Conclusions: Low apoE concentrations are predictive of recurring cerebrovascular events in patients with a history of stroke or transient ischemic attack.

Registration: URL: https://www.clinicaltrials.gov; Identifier: NTC00147602.

Keywords: apolipoprotein E; atorvastatin; secondary prevention; stroke.

Figure 1. Cumulative incidence and hazard ratios of cerebrovascular events by levels of apoE plasma concentrations at baseline during 6 years following randomization.

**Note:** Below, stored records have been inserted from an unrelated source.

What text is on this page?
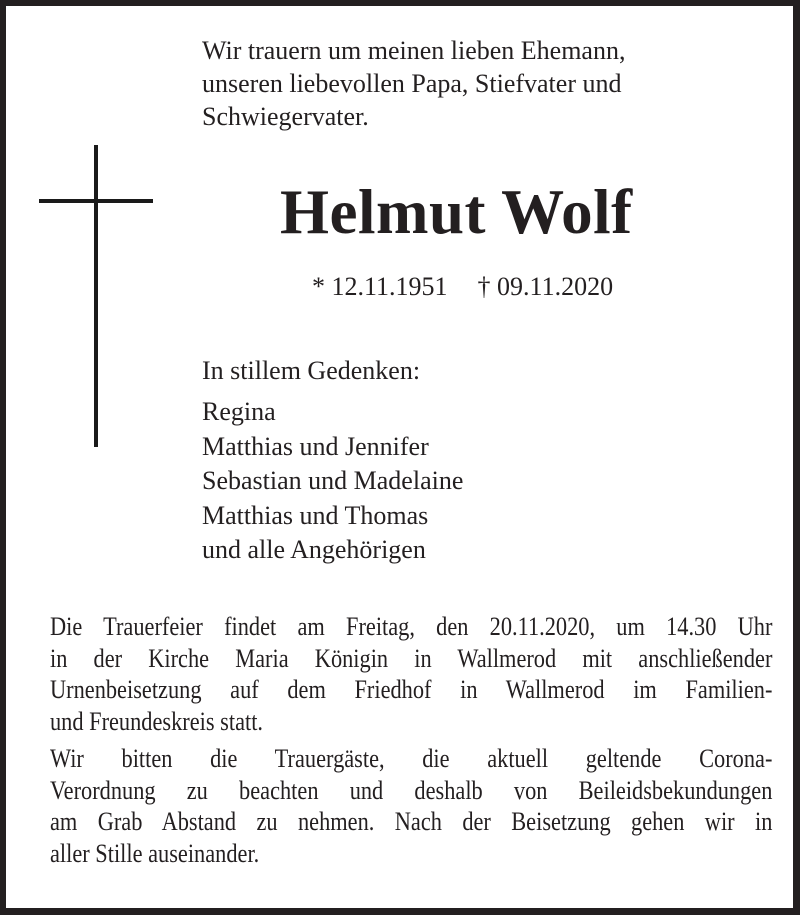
Wir trauern um meinen lieben Ehemann,
unseren liebevollen Papa, Stiefvater und
Schwiegervater.
Helmut Wolf
* 12.11.1951 † 09.11.2020
In stillem Gedenken:
Regina
Matthias und Jennifer
Sebastian und Madelaine
Matthias und Thomas
und alle Angehörigen
Die Trauerfeier findet am Freitag, den 20.11.2020, um 14.30 Uhr
in der Kirche Maria Königin in Wallmerod mit anschließender
Urnenbeisetzung auf dem Friedhof in Wallmerod im Familien-
und Freundeskreis statt.
Wir bitten die Trauergäste, die aktuell geltende Corona-
Verordnung zu beachten und deshalb von Beileidsbekundungen
am Grab Abstand zu nehmen. Nach der Beisetzung gehen wir in
aller Stille auseinander.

Kaplan–Meier estimates for cerebrovascular events in all patients (A), in patients randomized to atorvastatin 80 mg (B), or placebo (C), with apoE concentrations below (Quartile 1) or above (Quartiles 2–4) 3.62 mg/dL at baseline. Insets show the same data on an enlarged y axis. D, Hazard ratios for composite cerebrovascular events and each major type of cerebrovascular event by levels of apoE concentrations at baseline in all patients and each treatment arms. Kaplan–Meier estimates and hazard ratios were adjusted for age, sex, type of entry event, time since entry event, body mass index, triglycerides, low‐density lipoprotein cholesterol, high‐density lipoprotein cholesterol, smoking, hypertension, and diabetes at baseline. apoE indicates apolipoprotein E; and HR, hazard ratio.

Figure 2. Cumulative incidence and hazard ratios of coronary events by levels of apoE plasma concentrations at baseline during 6 years following randomization.

Kaplan–Meier estimates for cerebrovascular events in all patients (A), in patients randomized to atorvastatin 80 mg (B), or placebo (C) with ApoE concentrations below (Quartile 1) or above (Quartiles 2–4) 3.62 mg/dL at baseline. Insets show the same data on an enlarged y axis. D, Hazard ratios for composite coronary events and each major type of coronary event by levels of apoE concentrations at baseline in all patients and each treatment arms. Kaplan–Meier estimates and hazard ratios were adjusted for age, sex, type of entry event, time to entry event, body mass index, triglycerides, low‐density lipoprotein cholesterol, high‐density lipoprotein cholesterol, smoking, hypertension, and diabetes at baseline apoE indicates apolipoprotein E; CABG, coronary artery bypass graft; HR, hazard ratio; and PCI, percutaneous coronary intervention.